Es un maestro en el sentido expresamente clásico de la palabra. Por eso le siguieron esos mismos estudiantes que le homenajean ahora a la Universidad de Barcelona: era como el flautista de Hamelin, aunque acaso el único instrumento que tocó para convocarles fue el de la sencilla sabiduría, el de la activa melancolía de los poetas, que seducen por lo que tienen de pálidos, de dubitativos, de seres en cuya indefensión está su fuerza.

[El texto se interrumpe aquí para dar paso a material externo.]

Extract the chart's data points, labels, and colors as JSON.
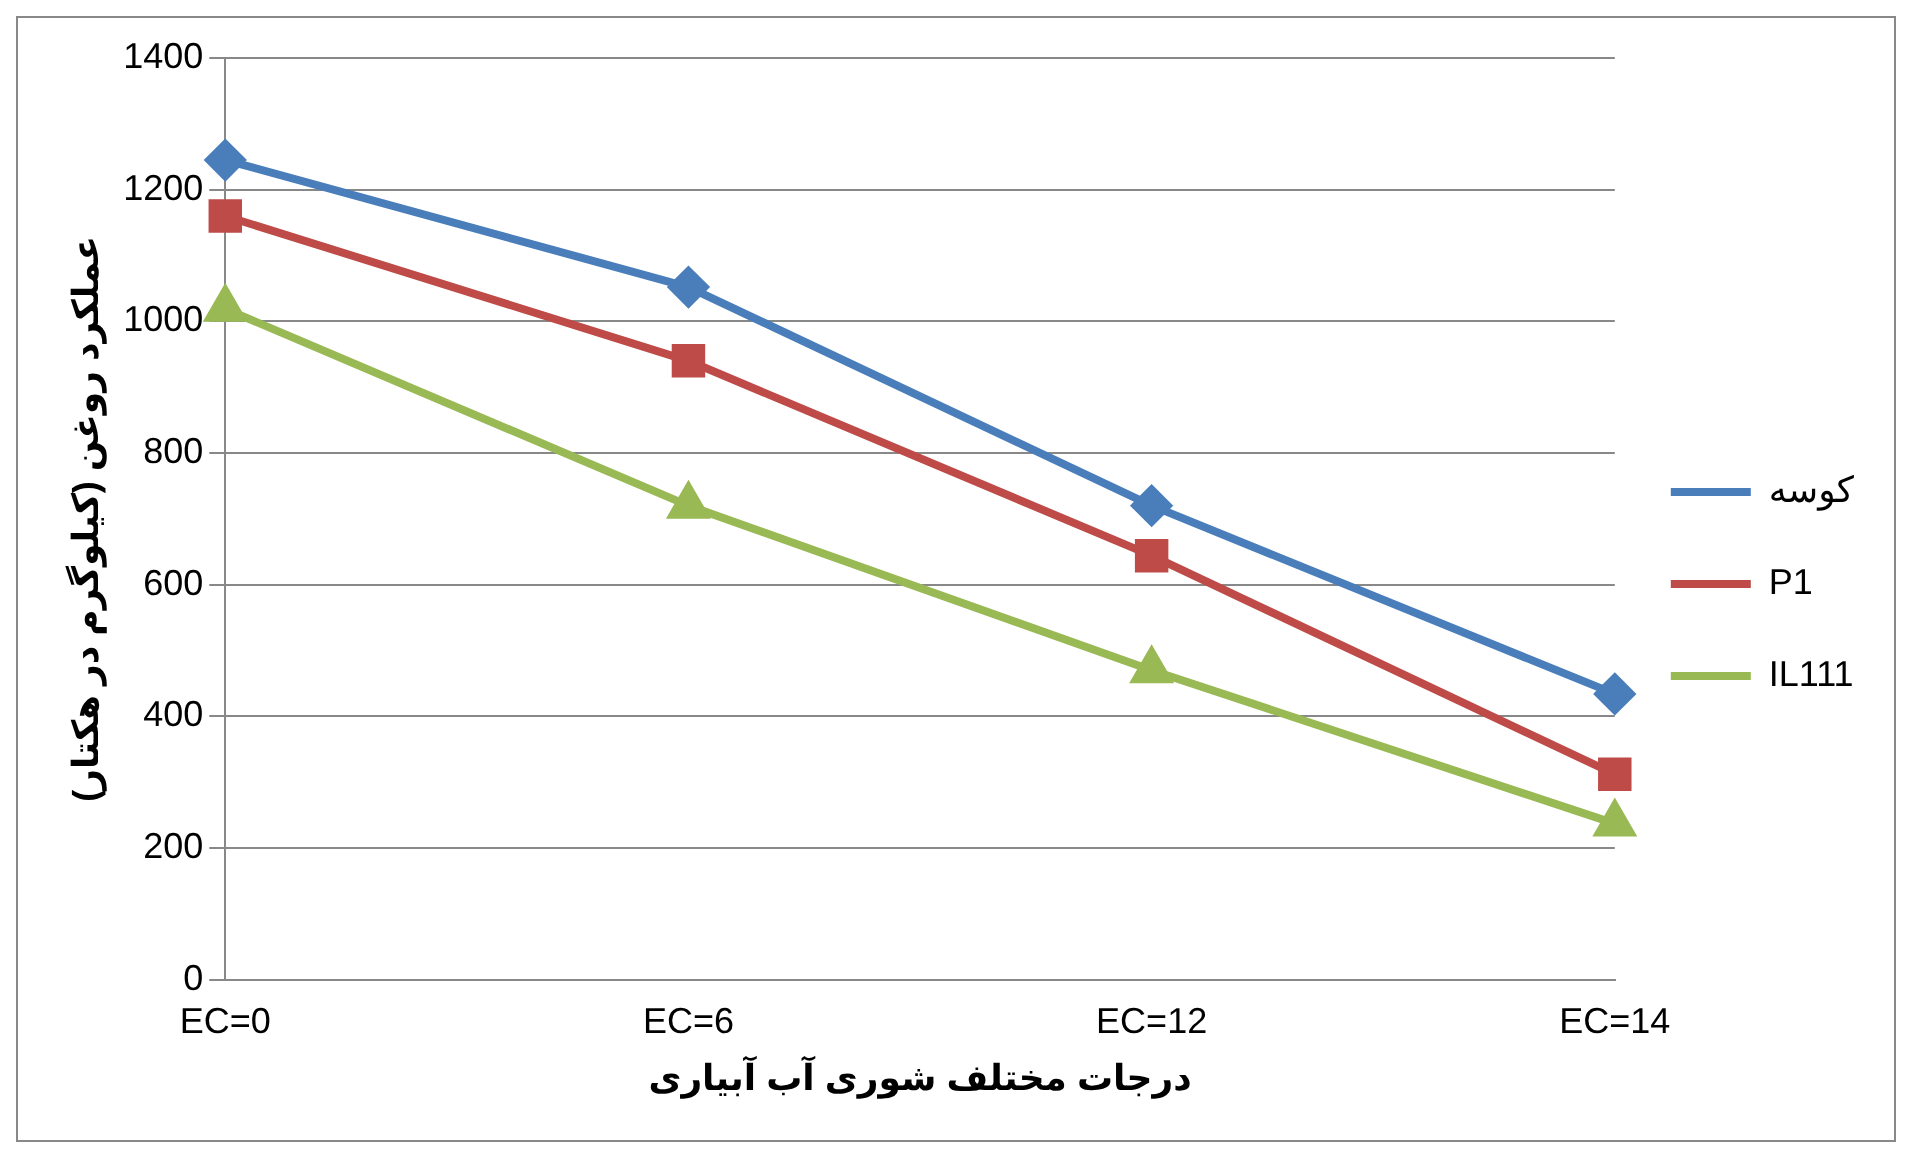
{
  "chart_data": {
    "type": "line",
    "xlabel": "درجات مختلف شوری آب آبیاری",
    "ylabel": "عملکرد روغن (کیلوگرم در هکتار)",
    "categories": [
      "EC=0",
      "EC=6",
      "EC=12",
      "EC=14"
    ],
    "ylim": [
      0,
      1400
    ],
    "yticks": [
      0,
      200,
      400,
      600,
      800,
      1000,
      1200,
      1400
    ],
    "grid": "y",
    "legend": "right",
    "line_style": "solid",
    "series": [
      {
        "name": "کوسه",
        "color": "#4a7ebb",
        "marker": "diamond",
        "values": [
          1245,
          1052,
          720,
          434
        ]
      },
      {
        "name": "P1",
        "color": "#be4b48",
        "marker": "square",
        "values": [
          1160,
          940,
          644,
          312
        ]
      },
      {
        "name": "IL111",
        "color": "#98b954",
        "marker": "triangle",
        "values": [
          1019,
          720,
          470,
          237
        ]
      }
    ]
  }
}
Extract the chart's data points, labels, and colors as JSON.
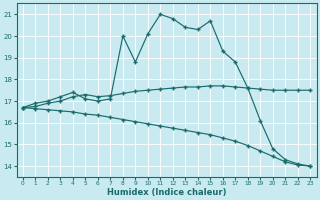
{
  "xlabel": "Humidex (Indice chaleur)",
  "xlim": [
    -0.5,
    23.5
  ],
  "ylim": [
    13.5,
    21.5
  ],
  "xticks": [
    0,
    1,
    2,
    3,
    4,
    5,
    6,
    7,
    8,
    9,
    10,
    11,
    12,
    13,
    14,
    15,
    16,
    17,
    18,
    19,
    20,
    21,
    22,
    23
  ],
  "yticks": [
    14,
    15,
    16,
    17,
    18,
    19,
    20,
    21
  ],
  "bg_color": "#c8eaf0",
  "line_color": "#1a6b6b",
  "grid_color": "#ffffff",
  "line1_x": [
    0,
    1,
    2,
    3,
    4,
    5,
    6,
    7,
    8,
    9,
    10,
    11,
    12,
    13,
    14,
    15,
    16,
    17,
    18,
    19,
    20,
    21,
    22,
    23
  ],
  "line1_y": [
    16.7,
    16.9,
    17.0,
    17.2,
    17.4,
    17.1,
    17.0,
    17.1,
    20.0,
    18.8,
    20.1,
    21.0,
    20.8,
    20.4,
    20.3,
    20.7,
    19.3,
    18.8,
    17.6,
    16.1,
    14.8,
    14.3,
    14.1,
    14.0
  ],
  "line2_x": [
    0,
    1,
    2,
    3,
    4,
    5,
    6,
    7,
    8,
    9,
    10,
    11,
    12,
    13,
    14,
    15,
    16,
    17,
    18,
    19,
    20,
    21,
    22,
    23
  ],
  "line2_y": [
    16.7,
    16.75,
    16.9,
    17.0,
    17.2,
    17.3,
    17.2,
    17.25,
    17.35,
    17.45,
    17.5,
    17.55,
    17.6,
    17.65,
    17.65,
    17.7,
    17.7,
    17.65,
    17.6,
    17.55,
    17.5,
    17.5,
    17.5,
    17.5
  ],
  "line3_x": [
    0,
    1,
    2,
    3,
    4,
    5,
    6,
    7,
    8,
    9,
    10,
    11,
    12,
    13,
    14,
    15,
    16,
    17,
    18,
    19,
    20,
    21,
    22,
    23
  ],
  "line3_y": [
    16.7,
    16.65,
    16.6,
    16.55,
    16.5,
    16.4,
    16.35,
    16.25,
    16.15,
    16.05,
    15.95,
    15.85,
    15.75,
    15.65,
    15.55,
    15.45,
    15.3,
    15.15,
    14.95,
    14.7,
    14.45,
    14.2,
    14.05,
    14.0
  ]
}
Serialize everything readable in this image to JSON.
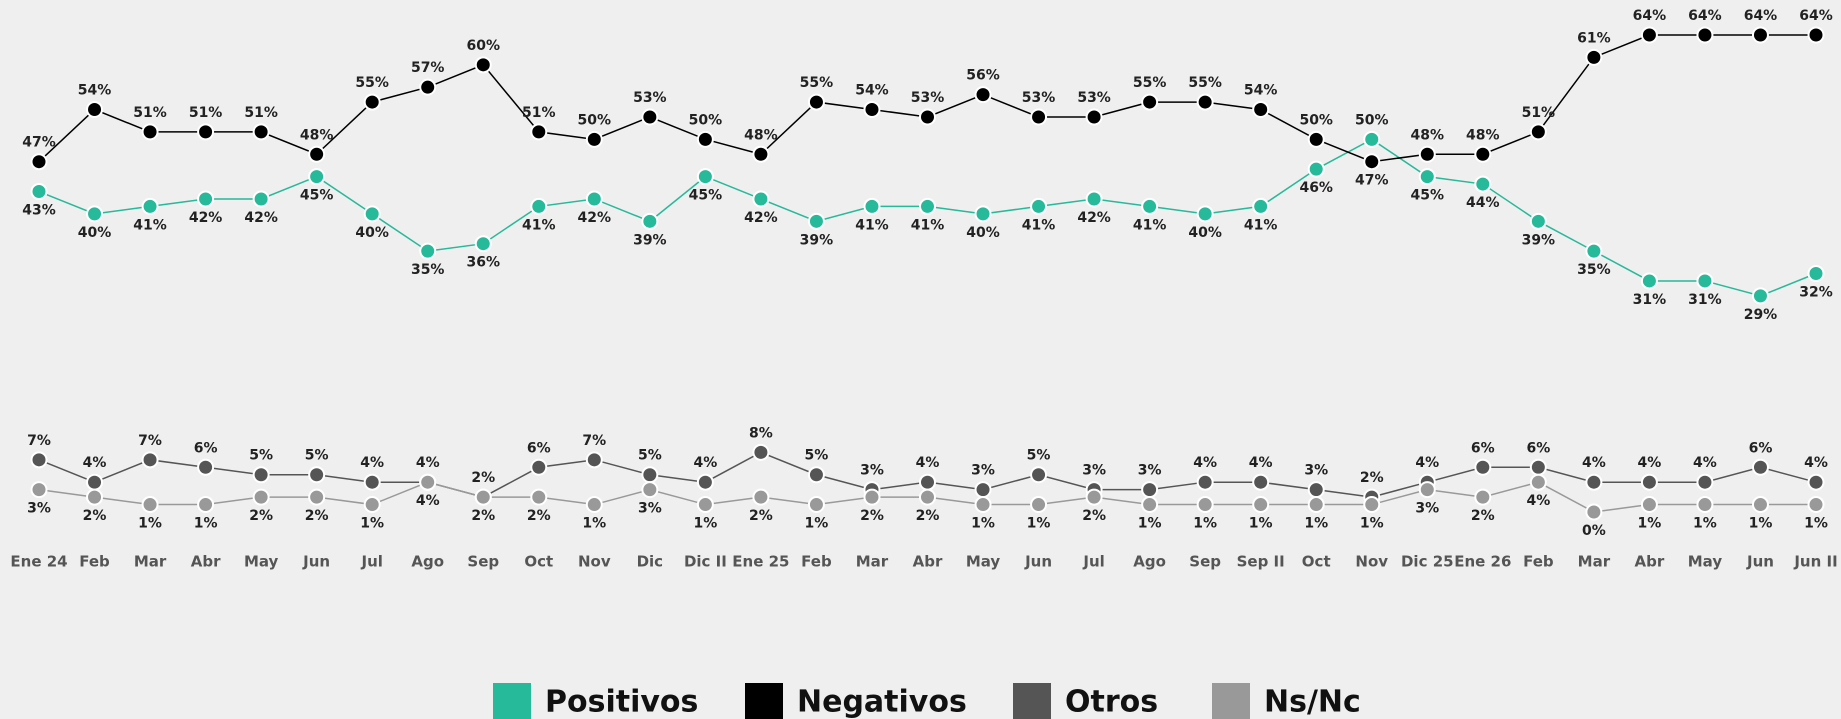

Quizá fue ese mismo poder de magisterio el que luego -en Madrid, adonde quiso volver- le cerró las puertas de una universidad, la Complutense, donde parecía natural que enseñara a estudiantes posteriores, a jóvenes de la democracia que probablemente hubieran aprovechado más de él que de otras algarabías. Le cerraron la puerta en las narices sus propios compañeros.

Aquella melancolía activa de Emilio Lledó debió acrecentarse entonces, y por eso se fue al corazón del problema de Europa, a Berlín, a enseñar en mejores bibliotecas, en ambientes más propicios para un extemporáneo, para un personaje que aún cree en la tolerancia, la reflexión y, de nuevo, la melancolía. Curiosamente, desde entonces -desde que ese exilio se produjo- le llovieron parabienes, premios; se reeditaron sus libros, se le escuchó en todas partes. Y se le rindieron homenajes. El del sábado, quizá, es el más cumplido, el que simboliza mejor su trayectoria de maestro, de ingenuo hablador de lo que sabe.

Tolerancia

Decía en una de sus clases -y lo he repetido tanto que a veces pienso si esa frase no la habré desvirtuado de tanto atribuírsela- que la tolerancia era la madre del conocimiento y la duda, y para ilustrarlo afirmaba que dentro de todo sí hay un pequeño no, y añadía que dentro de todo no hay un pequeño sí. La incredulidad -la incredulidad activa, la duda metódica, el respeto a los demás- pareció ser siempre su manera de ser, su actitud -poética- ante la vida. Acaso por eso antes no se creyó el insulto que padeció y ahora asiste, como si fuera otro, como si no fuera con él, a esta fiesta en la que se celebra su pensamiento. Y su melancolía.